Building relationships key to better outcomes
The shift of healthcare delivery from inpatient to outpatient settings continues at a rapid pace, allowing people to address their needs through practitioners and places never imagined 10 years ago. Consumers today also are more active in the healthcare decisionmaking process, seeking information and alternatives related to treatment and payment options.

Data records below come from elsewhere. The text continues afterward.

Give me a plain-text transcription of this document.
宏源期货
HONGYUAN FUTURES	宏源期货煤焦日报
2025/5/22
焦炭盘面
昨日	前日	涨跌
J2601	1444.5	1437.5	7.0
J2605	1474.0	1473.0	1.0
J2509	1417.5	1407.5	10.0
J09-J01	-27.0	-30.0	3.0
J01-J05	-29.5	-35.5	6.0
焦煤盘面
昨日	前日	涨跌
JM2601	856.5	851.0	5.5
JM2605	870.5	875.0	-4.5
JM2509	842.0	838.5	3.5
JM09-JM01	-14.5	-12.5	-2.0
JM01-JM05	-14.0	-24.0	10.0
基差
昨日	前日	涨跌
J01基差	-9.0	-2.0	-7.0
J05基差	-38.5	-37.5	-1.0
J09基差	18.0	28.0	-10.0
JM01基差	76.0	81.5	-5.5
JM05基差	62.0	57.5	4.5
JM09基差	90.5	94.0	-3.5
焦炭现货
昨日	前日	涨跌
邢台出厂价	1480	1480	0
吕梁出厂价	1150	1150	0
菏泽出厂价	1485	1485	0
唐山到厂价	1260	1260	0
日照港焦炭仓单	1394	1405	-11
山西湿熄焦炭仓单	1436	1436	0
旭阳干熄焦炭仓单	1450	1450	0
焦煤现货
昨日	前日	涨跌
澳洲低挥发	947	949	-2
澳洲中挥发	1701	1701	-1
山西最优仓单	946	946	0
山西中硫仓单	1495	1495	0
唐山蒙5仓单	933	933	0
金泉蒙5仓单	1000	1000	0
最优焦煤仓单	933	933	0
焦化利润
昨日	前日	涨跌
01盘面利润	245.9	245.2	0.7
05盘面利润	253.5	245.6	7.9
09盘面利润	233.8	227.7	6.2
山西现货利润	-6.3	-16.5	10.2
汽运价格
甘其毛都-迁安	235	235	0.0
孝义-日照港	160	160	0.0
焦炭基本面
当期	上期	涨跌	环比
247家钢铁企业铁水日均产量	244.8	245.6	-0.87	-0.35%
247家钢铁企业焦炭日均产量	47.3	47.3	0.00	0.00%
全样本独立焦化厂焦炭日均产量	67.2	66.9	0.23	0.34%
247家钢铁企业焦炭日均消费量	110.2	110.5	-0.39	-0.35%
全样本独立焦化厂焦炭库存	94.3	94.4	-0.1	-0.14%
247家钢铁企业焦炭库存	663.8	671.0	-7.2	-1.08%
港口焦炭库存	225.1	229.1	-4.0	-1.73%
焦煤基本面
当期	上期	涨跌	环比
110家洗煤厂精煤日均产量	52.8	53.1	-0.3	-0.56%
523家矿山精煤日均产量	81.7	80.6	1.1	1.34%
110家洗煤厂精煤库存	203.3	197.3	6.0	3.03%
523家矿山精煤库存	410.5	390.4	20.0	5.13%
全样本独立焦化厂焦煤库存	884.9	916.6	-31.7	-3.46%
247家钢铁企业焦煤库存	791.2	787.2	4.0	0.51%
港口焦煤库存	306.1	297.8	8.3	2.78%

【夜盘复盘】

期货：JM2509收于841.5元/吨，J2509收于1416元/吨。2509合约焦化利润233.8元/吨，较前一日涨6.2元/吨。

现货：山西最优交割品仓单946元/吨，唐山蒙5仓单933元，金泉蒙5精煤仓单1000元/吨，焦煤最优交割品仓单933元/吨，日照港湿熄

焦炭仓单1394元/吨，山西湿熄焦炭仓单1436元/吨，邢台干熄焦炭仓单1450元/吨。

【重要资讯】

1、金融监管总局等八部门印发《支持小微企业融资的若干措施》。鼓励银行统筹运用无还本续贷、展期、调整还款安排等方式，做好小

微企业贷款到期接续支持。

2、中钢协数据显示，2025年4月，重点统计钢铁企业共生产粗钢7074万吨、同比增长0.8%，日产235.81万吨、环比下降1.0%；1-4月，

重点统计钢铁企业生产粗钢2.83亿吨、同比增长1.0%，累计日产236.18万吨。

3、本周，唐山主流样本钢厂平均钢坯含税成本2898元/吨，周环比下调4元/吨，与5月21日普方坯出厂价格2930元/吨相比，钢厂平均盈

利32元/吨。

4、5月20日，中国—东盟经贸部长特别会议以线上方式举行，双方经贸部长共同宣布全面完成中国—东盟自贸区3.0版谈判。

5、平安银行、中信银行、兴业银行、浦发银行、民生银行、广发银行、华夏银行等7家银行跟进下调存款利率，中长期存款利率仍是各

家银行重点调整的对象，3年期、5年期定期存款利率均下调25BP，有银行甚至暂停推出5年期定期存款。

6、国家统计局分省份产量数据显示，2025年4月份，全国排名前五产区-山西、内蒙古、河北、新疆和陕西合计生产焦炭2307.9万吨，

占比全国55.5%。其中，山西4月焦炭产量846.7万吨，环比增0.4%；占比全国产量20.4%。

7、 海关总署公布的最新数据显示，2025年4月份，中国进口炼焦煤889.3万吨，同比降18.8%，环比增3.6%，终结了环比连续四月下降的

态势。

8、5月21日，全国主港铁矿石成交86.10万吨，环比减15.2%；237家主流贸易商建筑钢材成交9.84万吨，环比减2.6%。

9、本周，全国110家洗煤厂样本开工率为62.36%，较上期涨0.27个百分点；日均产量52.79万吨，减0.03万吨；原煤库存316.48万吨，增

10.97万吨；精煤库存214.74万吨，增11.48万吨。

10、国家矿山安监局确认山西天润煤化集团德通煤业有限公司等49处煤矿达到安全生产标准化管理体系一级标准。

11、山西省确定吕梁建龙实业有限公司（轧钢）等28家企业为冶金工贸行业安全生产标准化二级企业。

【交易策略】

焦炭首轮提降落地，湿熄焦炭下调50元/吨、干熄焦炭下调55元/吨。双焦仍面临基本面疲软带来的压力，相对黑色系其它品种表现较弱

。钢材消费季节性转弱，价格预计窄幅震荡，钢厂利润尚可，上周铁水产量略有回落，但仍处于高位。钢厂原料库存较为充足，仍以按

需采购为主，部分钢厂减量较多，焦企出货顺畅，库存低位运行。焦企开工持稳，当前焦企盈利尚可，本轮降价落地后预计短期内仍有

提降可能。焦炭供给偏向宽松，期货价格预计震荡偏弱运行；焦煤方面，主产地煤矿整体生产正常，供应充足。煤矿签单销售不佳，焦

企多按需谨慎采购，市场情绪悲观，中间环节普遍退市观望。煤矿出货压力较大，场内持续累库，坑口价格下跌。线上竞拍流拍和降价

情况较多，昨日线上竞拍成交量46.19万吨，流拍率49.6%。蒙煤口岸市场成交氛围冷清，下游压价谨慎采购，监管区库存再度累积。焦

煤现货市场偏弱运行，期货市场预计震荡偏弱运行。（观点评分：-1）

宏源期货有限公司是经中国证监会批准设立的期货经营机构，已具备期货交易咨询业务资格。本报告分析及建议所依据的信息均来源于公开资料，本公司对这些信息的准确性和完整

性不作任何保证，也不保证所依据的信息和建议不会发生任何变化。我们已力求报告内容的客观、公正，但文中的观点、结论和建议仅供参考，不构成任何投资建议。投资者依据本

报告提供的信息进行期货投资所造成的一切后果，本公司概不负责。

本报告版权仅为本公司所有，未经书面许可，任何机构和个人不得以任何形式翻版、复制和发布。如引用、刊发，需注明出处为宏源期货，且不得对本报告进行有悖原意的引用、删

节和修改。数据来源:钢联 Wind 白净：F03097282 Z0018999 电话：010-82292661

These changes underscore the value of accreditation, a powerful way an organization can demonstrate its commitment to quality care via a process that strengthens relationships with staff and recommits teams to practices that deliver superior outcomes. This year, the Accreditation Association for Ambulatory Health Care marks its 35th anniversary, a testament to the educational, motivational and transformative influence relationships can have on healthcare delivery. The AAAHC accredits more than 20 types of facilities, including ambulatory surgery centers, university health centers, medical homes, retail clinics and urgent-care centers.
Accreditation comes in many forms. Ideally, a surveyor visits a site in person to better connect to facility representatives and help them understand how meeting standards will deliver the quality care patients expect. An online or virtual survey has limited reach into an organization, and an impersonal screen can make standards difficult to fully relate to or appreciate. When conducted in person, surveys become tools to edu- cate and motivate.
Accreditation also works best when conducted by healthcare peers who bring a commitment and passion to their roles—fellow physicians, nurses, administrators and others in the field who underwent rigorous training and mentoring. In the role of surveyor, these experts use their knowledge and experience to change the tone of an accreditation process and promote broader involvement from the accredited organization’s staff. A good surveyor not only teaches but listens—a mindset that allows the surveyor to help each organization decide how to better meet standards.
An accreditation model built on a personal, consultative survey process can increase efficiencies and improve communication among staff, patients and providers—ultimately leading to improved outcomes. No matter what government regulations exist, how healthcare is funded or where it takes place, medicine is about people caring for people. It’s all about relationships.
Dr. W. Patrick Davey is board chairman of the Accreditation Association for Ambulatory Health Care.